– Дорогая, сходи за сольцой, – тут же осекла ее хозяйка праздника. Та, глядя на пачку «Экстры» на краю стола, понимающе улыбнулась и стала закуривать, ища взглядом свободный стул.
– А что касается полей, Карапетушка, то вот, посмотрите на него…
Все посмотрели на вошедшего Волчка, и он невольно потемнел под взглядами.
– …утверждает, что на, допустим, Бородинском поле мы не победили, а проиграли. Поте-ери у нас были больше, позицию мы бросили после всего, столи-ицу оставили, мол, военная наука все это зовет поражением. Но всем же понятно, что это ерунда собачья. Великая победа, есть великая победа.
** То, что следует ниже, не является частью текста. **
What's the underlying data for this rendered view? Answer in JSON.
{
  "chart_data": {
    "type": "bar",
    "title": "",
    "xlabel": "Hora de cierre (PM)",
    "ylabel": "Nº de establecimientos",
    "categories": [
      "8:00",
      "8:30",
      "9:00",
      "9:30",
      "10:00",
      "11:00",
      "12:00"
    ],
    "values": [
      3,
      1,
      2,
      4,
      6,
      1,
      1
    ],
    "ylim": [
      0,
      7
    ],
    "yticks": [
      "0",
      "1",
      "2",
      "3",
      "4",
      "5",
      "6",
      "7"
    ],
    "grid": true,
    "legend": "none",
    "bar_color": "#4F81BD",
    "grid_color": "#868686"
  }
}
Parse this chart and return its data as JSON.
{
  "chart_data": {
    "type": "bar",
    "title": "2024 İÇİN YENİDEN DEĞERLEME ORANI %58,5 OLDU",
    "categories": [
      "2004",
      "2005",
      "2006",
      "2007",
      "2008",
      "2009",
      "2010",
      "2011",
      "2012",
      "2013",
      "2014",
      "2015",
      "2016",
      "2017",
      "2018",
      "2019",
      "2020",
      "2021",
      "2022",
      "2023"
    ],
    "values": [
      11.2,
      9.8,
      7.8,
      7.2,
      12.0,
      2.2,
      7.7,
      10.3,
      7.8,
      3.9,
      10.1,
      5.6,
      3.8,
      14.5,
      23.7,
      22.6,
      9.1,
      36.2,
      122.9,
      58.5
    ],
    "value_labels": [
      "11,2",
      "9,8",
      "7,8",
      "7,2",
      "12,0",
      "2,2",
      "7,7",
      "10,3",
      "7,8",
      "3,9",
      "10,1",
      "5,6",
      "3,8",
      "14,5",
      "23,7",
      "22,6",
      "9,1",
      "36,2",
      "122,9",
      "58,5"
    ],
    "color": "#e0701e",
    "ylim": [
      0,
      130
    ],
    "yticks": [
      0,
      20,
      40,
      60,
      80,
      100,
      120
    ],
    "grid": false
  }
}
– При чем здесь Григол Ашотович? – тихо проныл Карапет.
Волчок развернулся и вышел вон.
– Захвати там соль, – крикнула Галка сквозь клуб выдыхаемого дыма.
– Он не вернется, – сказала Лариса. – Придется тебе сходить самой.
– О, Милок сходит, – вывернулась машинистка, показывая на вошедшего серба. Ей хотелось задать какой-нибудь затравочный для знакомства вопрос незнакомцу в дорогом костюме, но Лариса с помощью мелких, но непрерывных манипуляций уводила ее с удобной позиции.
– А что это мы тянем? – спросил Милован, вертя в руках бутылку джина «гордон».
– Без соли, Слава, нельзя.
– Это текилу пьют с солью, Галочка.
– Вы любите текилу? – наконец прорвалась машинистка, но в ответ на этот вопрос Гарик тоже отделался пожатием плеч.
– Он просто меня выживает, – почти бесшумно вздохнул Карапет.
– Пусть идет ко мне, – сказала Лариса, увидев, что в комнату вернулся Волчок с тарелочкой соли. – Пусть твой Григол идет ко мне. Будет читать про Прохоровское поле.
Волчок поставил блюдце и снова вышел. Прокопенко вздохнул ему вслед, ему хотелось уйти, но не было повода. Энгельс положил в рот еще один кусок сервелата. Это он был пособником травли Волчка. Причем, без всякого злого умысла, просто в силу энциклопедического склада ума. Волчок как-то заявил, что битву при Бородино мы проиграли, «ведь Клаузевиц…». И Энгельс устроил ему форменную, детальную, исчерпывающую порку тем самым Клаузевицем наотмашь. Парень был повержен и как мыслитель, и как патриот.
Лариса тогда гордо улыбалась ему в несчастное лицо, гордясь своим Энгельсом. Тот равнодушно вздыхал. Человеку, знающему истину, всегда кого-нибудь жалко.
– А правда, что текилу делают из кактусов? – наклонилась Галка к гостю.
– Ага, – кивнул много попивший и повидавший Милован, – а джин – из можжевельника.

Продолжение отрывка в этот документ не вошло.